Ladd professes an eagerness to “protect” Laura from her savage, body-image-focused and predatory business. But she let Laura start auditioning at 11, and let her take a role in sex-obsessed filmmaker Adriane Lyne’s “Foxes” when she was ELEVEN.
“Laura, you were fourteen, but we told him you were seventeen!”
“No, I was eleven and I said I was fourteen for the role of a seventeen year-old!”
“Oh my God, what was I thinking?”
The reader’s allowed to wonder that as well. A lot of that stuff about what Laura dove into, what Diane “allowed” and what Laura resented about her absent-and-working mom is rationalized and normalized, but we get the feeling Dern didn’t want to raise her kids that way. Did she? Hard to say. The book doesn’t get into that.
We hear about Ladd’s brassy, assertive way of plunging into her profession in her teens, her first meeting with Bruce Dern (literally on stage), his to-the-manner-born background and the baby they conceived on their first night spent together.
I hadn’t realized their first child died at 18 months, something you have to piece together from a tidbit in the book and a deeper dive into Wikipedia.
There’s a of that in in this chatty but skips-over-a-LOT mother-daughter memoir.
Skimming Ladd’s love life, and skipping past Laura’s colorful Hollywood dating history ENTIRELY (Goldbum to Billy Bob, Kyle MacLachlan, Nic Cage, an NBA player here, Common and singer-husband of five years Harper) says more than perhaps going into detail would have.

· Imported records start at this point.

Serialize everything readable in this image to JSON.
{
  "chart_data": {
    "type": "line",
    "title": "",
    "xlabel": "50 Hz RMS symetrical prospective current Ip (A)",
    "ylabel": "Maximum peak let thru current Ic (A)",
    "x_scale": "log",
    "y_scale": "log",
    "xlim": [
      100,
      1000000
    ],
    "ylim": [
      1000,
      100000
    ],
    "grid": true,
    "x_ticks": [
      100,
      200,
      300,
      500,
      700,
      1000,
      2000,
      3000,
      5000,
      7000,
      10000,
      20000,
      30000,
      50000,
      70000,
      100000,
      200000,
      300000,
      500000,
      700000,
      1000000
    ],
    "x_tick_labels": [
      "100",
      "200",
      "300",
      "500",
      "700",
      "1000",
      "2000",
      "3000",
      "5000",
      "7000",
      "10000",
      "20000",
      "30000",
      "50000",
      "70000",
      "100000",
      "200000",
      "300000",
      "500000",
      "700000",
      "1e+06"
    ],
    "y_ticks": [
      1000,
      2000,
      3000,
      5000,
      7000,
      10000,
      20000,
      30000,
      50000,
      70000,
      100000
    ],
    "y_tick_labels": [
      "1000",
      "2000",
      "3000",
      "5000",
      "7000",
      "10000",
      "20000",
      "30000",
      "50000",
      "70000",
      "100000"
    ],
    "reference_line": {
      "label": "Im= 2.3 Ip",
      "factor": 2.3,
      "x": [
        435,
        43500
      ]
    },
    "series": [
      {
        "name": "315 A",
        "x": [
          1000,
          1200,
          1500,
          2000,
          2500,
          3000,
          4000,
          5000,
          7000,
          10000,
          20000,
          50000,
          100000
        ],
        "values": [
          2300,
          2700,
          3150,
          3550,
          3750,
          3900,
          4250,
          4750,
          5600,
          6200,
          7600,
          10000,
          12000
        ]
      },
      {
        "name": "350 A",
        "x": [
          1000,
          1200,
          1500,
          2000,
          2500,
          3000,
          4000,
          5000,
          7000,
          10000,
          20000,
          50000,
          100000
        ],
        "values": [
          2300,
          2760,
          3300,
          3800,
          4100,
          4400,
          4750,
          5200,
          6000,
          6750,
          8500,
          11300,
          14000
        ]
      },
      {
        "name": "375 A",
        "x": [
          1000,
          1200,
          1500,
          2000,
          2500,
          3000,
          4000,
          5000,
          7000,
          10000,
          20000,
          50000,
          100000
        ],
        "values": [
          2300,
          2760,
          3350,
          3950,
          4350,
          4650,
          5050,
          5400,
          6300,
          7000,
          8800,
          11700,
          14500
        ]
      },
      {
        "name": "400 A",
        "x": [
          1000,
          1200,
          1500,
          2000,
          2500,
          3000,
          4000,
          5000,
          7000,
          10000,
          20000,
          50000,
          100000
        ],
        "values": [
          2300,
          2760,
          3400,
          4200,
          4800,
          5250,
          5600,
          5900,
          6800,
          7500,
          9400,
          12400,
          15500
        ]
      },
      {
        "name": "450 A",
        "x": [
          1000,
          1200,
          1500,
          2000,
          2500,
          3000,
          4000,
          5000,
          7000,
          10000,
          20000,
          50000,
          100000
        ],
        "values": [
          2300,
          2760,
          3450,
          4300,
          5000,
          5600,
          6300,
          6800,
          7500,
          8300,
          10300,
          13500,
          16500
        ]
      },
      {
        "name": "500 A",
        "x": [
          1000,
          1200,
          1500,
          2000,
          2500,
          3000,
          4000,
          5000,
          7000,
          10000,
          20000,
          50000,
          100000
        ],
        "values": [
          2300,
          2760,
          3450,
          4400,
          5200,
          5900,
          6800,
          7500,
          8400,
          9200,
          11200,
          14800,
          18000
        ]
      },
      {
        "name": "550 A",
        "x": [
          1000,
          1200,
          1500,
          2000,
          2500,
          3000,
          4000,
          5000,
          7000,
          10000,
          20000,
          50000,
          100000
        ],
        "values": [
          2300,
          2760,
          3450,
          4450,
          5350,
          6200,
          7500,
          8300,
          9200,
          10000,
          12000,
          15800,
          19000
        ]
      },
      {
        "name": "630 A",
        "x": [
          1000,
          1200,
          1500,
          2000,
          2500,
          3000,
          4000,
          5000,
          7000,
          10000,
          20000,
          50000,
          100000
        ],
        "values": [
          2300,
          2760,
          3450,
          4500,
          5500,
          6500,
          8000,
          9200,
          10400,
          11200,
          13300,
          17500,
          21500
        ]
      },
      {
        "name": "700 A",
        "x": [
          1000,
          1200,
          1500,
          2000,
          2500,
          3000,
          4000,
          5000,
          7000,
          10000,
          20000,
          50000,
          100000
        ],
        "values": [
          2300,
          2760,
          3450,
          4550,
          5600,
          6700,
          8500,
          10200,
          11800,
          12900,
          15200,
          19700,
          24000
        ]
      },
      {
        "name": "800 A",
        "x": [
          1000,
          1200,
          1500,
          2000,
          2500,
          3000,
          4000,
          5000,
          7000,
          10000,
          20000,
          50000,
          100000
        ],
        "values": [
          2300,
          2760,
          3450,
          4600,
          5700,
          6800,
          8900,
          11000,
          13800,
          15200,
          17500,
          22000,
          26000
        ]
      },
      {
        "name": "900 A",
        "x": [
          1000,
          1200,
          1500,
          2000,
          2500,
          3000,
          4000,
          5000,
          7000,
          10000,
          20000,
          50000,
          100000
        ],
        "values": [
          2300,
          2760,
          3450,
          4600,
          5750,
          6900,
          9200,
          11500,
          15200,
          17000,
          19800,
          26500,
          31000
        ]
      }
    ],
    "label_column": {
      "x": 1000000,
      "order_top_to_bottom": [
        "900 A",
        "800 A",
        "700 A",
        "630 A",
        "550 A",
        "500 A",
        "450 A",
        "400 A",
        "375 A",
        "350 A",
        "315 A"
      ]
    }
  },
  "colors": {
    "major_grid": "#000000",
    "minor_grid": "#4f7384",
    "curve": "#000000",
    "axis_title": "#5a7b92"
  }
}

Ladd owns up to “woo-woo” moments in her reasoning, thinking, dogma and opinions, and that jibes with her talk show appearance persona. She’s a bit “woo woo.” One of the people she’d send to “protect” Laura on teen film shoots while Diane was location was guru to the Left Coasters Marianne Williamson.
That’s about as “woo woo” as you get.
But there’s warmth in even their amusingly testy moments, even in the filler. And every so often, Laura summons up a memory they’ve shared that both regard as magical, a touchstone moment, such as when Diane “dragged” seven year-old Laura to the set of “Alice Doesn’t Live Here Anymore” and Laura can “pinpoint the exact moment when I truly fell in love with acting.”
Director Martin Scorsese took an interest, and Dern noticed the specificity of his directions to her mother (who co-starred as “Flo” opposite Ellen Burstyn in the film), the way her mother processed that and made magic with his suggestions. Scorsese let Dern watch — close-up — a bathroom scene from his vantage point, through a crack in a barely open door.
Dern even got to be an extra. But that wasn’t the first time. She just didn’t make the final cut of the Burt Reynolds/Diane Ladd action comedy “White Lightning.”
“Remember when Matt Clark’s character menaced yours with a gun and I ran and grabbed your leg, wrecking the shot?”
If you’re a movie fan you probably already love these two grandes dames of the cinema. I’ve interviewed Dern a few times, never had the pleasure of talking with her mother and sometime co-star (“Rambling Rose” is their best collaboration).
Dern pal Witherspoon wrote the sweet, fun and flippant forward to the book.
Not crazy about the book, although I love the sentiment that created it. Now that Mom’s recovered, if you want to do this right, ladies, check out the way Ron and Clint Howard structured their book, “The Boys.”
Or better yet, do a podcast, maybe with a producer who eggs you on into getting to everything you kind of skirt in the book you named for your shared term of endermeant. As it’s a line from Woody Guthrie’s “Crawdad Song,” which you’d sing together on phone chats at bedtime during Laura’s childhood, “Honey, Baby Mine,” there’s your podcast theme song.
“Honey, Baby Mine, A Mother and Daughter Talk Life, Death, Love (and Banana Pudding),” by Laura Dern & Diane Ladd. 236 pages with scores of photos and a few recipes. Grand Central Publishing. $30.